O Globo, n. 32592, 31/10/2022. Política, p. 4

O Brasil escolhe Lula mais uma vez



Na eleição mais acirrada da história para o Palácio do Planalto, o Brasil decidiu ontem dar mais um mandato para Luiz Inácio Lula da Silva (PT), presidente da República entre 2003 e 2010 e agora eleito com mais de 60 milhões de votos (50,89%). O terceiro governo do petista foi confirmado após uma disputa voto a voto contra Jair Bolsonaro (PL), o primeiro presidente a fracassar na tentativa de reeleição ao alcançar 58 milhões de votos (48,91%), apenas 2 milhões a menos que o seu rival.
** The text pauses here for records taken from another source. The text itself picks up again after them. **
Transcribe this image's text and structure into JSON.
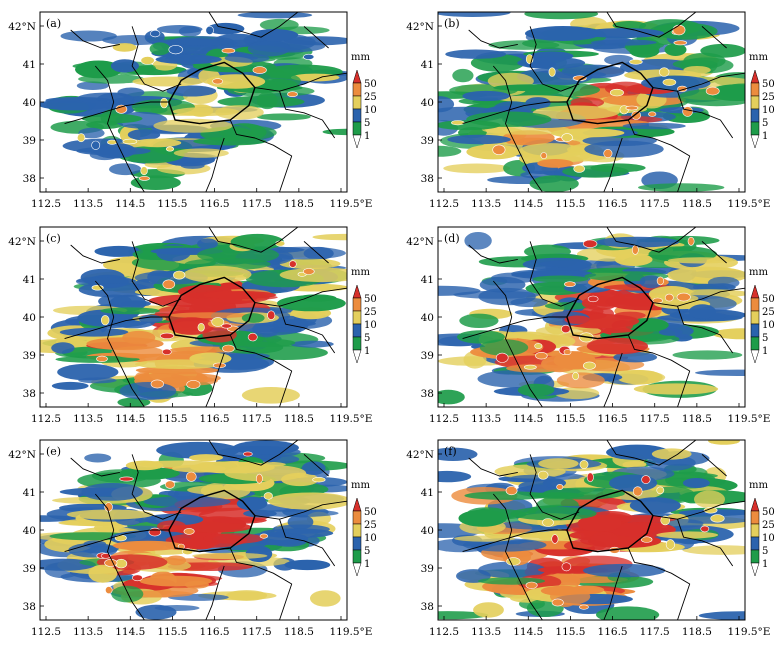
{
  "panels": [
    {
      "label": "(a)",
      "intensity": 0.15
    },
    {
      "label": "(b)",
      "intensity": 0.45
    },
    {
      "label": "(c)",
      "intensity": 0.7
    },
    {
      "label": "(d)",
      "intensity": 0.75
    },
    {
      "label": "(e)",
      "intensity": 0.92
    },
    {
      "label": "(f)",
      "intensity": 0.95
    }
  ],
  "x_ticks": [
    "112.5",
    "113.5",
    "114.5",
    "115.5",
    "116.5",
    "117.5",
    "118.5",
    "119.5°E"
  ],
  "y_ticks": [
    "42°N",
    "41",
    "40",
    "39",
    "38"
  ],
  "legend": {
    "unit": "mm",
    "levels": [
      "50",
      "25",
      "10",
      "5",
      "1"
    ]
  },
  "colors": {
    "red": "#d7302b",
    "orange": "#ec8c3e",
    "yellow": "#e4cf5c",
    "blue": "#2b63ad",
    "green": "#1e9c4a",
    "border": "#000000"
  }
}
Depois da mais agressiva eleição de todos os tempos, o desafio de Lula será unir o país, dividido por uma campanha repleta de mentiras e diversos episódios de violência, em que poucas propostas foram debatidas pelos candidatos. Em seu primeiro discurso após a vitória, o tom foi de conciliação, agradecendo aos apoios de novos aliados como o vice Geraldo Alckmin (PSB), a senadora Simone Tebet (MDB) e a ex-senadora Marina Silva (Rede) e acenando para os eleitores que votaram em Bolsonaro.

— É hora de reunir de novo as famílias, refazer os laços de amizade rompidos pela propagação criminosa do ódio (...) e que a gente possa inclusive restabelecer a paz entre os divergentes — disse, em discurso lido em São Paulo (mais detalhes na página 6), quando também ressaltou a necessidade de combater a miséria. — Nosso compromisso mais urgente é acabar outra vez com a fome.

A décima eleição pós-redemocratização dá mais uma vez protagonismo ao PT, vencedor de cinco disputas presidenciais desde 1989. O partido, que elegeu a segunda maior bancada do Congresso e quatro governadores, volta ao poder após duas profundas crises nos últimos seis anos: o impeachment da ex-presidente Dilma Rousseff, em 2016; e a prisão de Lula, em abril de 2018, pela operação LavaJato, seis meses antes da derrota de Fernando Haddad para Bolsonaro. Solto em novembro do ano seguinte, o ex-presidente retornou de vez à cena política em março de 2021, quando o Supremo Tribunal Federal anulou suas condenações e sua précandidatura ao Planalto foi lançada pelo PT.

O petista assumirá um país bem diferente do que recebeu em 2002, com níveis de pobreza e de circulação de armas em alta, além da perspectiva de avanço da inflação em um cenário de desarranjo fiscal deixado por Bolsonaro, em contraste com o esforço de estabilização econômica dos anos 1990.

Congresso desafiador

Na sociedade, uma mudança profunda é o avanço da parcela de evangélicos, segmento que se mostrou um dos mais resistentes a Lula e à esquerda nesta eleição: eram 15,4% dos brasileiros no início do século, segundo o Censo, e hoje se estima que representem ao menos o dobro deste percentual.

Na política, mais desafios. No Congresso, o presidente eleito terá de lidar com uma ampla bancada de oposição encabeçada pelo PL, partido de Bolsonaro, que terá 99 deputados e 14 senadores. O maior estado do país, São Paulo, será governado pelo exministro do presidente Tarcísio de Freitas (Republicanos), eleito com 13,4 milhões de votos contra 10,9 milhões de votos de Fernando Haddad (PT).

Na noite de ontem, enquanto Bolsonaro não se manifestou sobre o resultado das urnas, seus aliados como o presidente da Câmara, Arthur Lira (PP),e o próprio Tarcísio de Freitas reconheceram a derrota e enfatizaram a necessidade de diálogo com o futuro presidente a partir de 2023.